The spatial modulation of the dose is combined with submillimetric beams in contrast with the large beam sizes in conventional radiotherapy.
This results in distinct radiobiological mechanisms being activated and a remarkable increase of normal tissue tolerances.”
Dr. Prezado added:
“The technique, which is still in its preclinical phase, has already resulted in a remarkable reduction of normal tissue toxicities and an equivalent, or even superior, tumor control in radioresistant tumors. We are now moving towards pre-clinical trials.”
FLASH Proton Therapy
Dr. Emily C. Daugherty is an MD, Assistant Professor of Radiation Oncology at the University of Cincinnati College of Medicine and U.C. Health Radiation Oncologist in the U.S. According to her, FLASH proton therapy is the delivery of radiotherapeutic doses at dose rates several orders of magnitude higher than those currently used in routine clinical practice. She explained:
“This very short time of exposure leads to the observation of relative protection of normal tissues after exposure to single doses of FLASH radiotherapy, as compared with conventional dose rate radiotherapy.
Although we can use other radiation beams, such as electrons at ultra-high dose rates, proton beam FLASH radiotherapy has the advantage of being able to treat deep into the patient, treating tumors below the skin in patient.”
Dr.
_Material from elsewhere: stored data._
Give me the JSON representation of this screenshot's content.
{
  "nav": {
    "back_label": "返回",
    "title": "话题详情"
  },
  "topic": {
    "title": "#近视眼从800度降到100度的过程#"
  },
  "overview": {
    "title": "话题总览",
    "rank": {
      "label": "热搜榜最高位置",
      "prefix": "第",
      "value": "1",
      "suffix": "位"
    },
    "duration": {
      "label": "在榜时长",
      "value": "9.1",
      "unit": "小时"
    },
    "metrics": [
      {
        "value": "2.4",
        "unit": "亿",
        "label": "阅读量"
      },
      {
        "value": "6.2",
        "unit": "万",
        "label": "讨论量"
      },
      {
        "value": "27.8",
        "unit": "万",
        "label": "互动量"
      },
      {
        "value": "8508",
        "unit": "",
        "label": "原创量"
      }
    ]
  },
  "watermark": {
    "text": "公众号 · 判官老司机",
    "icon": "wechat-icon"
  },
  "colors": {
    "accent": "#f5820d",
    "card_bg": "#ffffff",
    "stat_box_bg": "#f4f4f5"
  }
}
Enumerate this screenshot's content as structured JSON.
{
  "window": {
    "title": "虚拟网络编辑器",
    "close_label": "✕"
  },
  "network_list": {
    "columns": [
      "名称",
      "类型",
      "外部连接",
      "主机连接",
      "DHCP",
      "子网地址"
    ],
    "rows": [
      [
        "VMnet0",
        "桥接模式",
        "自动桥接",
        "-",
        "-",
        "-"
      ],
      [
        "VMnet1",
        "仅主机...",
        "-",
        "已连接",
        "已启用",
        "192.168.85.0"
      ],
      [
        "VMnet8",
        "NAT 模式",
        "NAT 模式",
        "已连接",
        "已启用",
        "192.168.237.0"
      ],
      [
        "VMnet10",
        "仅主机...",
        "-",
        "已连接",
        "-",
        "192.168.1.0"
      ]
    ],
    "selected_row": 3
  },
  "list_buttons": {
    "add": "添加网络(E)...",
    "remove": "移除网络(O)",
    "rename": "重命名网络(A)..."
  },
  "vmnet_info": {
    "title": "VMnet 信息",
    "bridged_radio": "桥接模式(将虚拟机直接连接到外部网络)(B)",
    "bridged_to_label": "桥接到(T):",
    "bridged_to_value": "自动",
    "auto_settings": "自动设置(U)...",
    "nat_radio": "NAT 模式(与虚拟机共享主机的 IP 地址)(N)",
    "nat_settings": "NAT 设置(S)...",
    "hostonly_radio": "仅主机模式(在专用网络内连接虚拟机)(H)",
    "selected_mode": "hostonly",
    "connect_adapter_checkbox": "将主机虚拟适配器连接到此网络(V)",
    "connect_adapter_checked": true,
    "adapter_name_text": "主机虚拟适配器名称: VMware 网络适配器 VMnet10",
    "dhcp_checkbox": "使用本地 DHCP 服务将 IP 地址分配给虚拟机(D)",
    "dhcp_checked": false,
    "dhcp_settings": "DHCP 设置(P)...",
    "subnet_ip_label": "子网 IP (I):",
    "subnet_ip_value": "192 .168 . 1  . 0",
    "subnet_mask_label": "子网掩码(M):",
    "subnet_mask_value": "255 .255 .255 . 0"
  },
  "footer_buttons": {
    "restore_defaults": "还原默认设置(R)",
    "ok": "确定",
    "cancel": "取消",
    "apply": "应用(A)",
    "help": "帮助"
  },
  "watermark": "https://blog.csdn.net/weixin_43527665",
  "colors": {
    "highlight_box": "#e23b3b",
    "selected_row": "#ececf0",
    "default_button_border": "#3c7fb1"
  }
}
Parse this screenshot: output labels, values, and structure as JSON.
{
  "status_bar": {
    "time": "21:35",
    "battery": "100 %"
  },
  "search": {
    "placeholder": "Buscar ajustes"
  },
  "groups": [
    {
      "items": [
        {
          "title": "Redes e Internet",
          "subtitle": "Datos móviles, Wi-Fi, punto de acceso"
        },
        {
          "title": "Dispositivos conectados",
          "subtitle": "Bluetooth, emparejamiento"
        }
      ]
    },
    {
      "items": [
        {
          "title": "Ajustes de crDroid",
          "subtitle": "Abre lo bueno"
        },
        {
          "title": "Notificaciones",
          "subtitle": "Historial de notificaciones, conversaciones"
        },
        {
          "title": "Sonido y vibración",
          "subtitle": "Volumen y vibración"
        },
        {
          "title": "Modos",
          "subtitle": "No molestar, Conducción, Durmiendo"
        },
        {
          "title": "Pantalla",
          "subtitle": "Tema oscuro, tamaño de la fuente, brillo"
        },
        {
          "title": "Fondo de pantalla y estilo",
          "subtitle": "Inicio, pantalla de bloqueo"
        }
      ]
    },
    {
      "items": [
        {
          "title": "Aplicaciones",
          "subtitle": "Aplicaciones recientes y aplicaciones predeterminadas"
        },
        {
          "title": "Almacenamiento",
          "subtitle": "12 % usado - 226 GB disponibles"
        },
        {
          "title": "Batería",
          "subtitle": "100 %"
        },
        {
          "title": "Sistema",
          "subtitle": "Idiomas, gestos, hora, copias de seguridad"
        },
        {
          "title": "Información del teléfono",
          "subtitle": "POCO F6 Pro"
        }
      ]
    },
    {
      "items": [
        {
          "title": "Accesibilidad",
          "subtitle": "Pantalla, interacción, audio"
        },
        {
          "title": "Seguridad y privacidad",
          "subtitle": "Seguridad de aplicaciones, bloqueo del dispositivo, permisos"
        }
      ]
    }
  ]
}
Daugherty and her team at the University of Cincinnati Medical Center and Cincinnati Children’s Hospital Proton Therapy Center have seen recent success on the Varian-sponsored FLASH FAST-01 study for the treatment of symptomatic bone metastases with the very first in-human trials in the field.
This saw the technique carried out on 10 patients with metastases in the arm and leg bones. During the trial, FLASH was shown to be safe and appeared to be as effective as conventional radiation but without causing unexpected side effects. She said:
“This population and site of treatment were chosen out of safety as it would be low risk to critical organs (treating only bone, muscle and nerves) and as this population is one that stands to benefit from shorter treatment times.
The radiation dose and fractionation used were the same as the standard of care for palliation of bone metastases: 8 Gy in one treatment but was delivered with an ultra-high dose rate/FLASH dose rate of at least 40 Gy/second.
There were no FLASH-related technical issues and there were no FLASH-related treatment or intrafractional delays. Of most importance with any first-in-the-world study, no subject experienced a serious adverse event related to FLASH.”
Continuing FLASH Research
Dr. Daugherty says the aim now is to continue to systematically assess the use of FLASH in humans.
“We are doing this in a step-wise way, moving next in our FAST-02 trial to thoracic bony metastases. This will allow us to extend to assess toxicity to the lungs, as well as the heart.
After FAST-02, we will move on to other areas in the body, ultimately assessing toxicity to all organs in the body.”
According to her, it is hard to say when FLASH proton therapy might be widely available to cancer patients.
“Certainly at our institution where we have the sole worldwide experience in doing this, we will continue to do so for patients in our clinical studies and beyond.
There will need to be a lot of additional logistics in place before FLASH is widely available, but we and our trial sponsor, Varian Medical Systems, are working to make that happen as swiftly as we can.”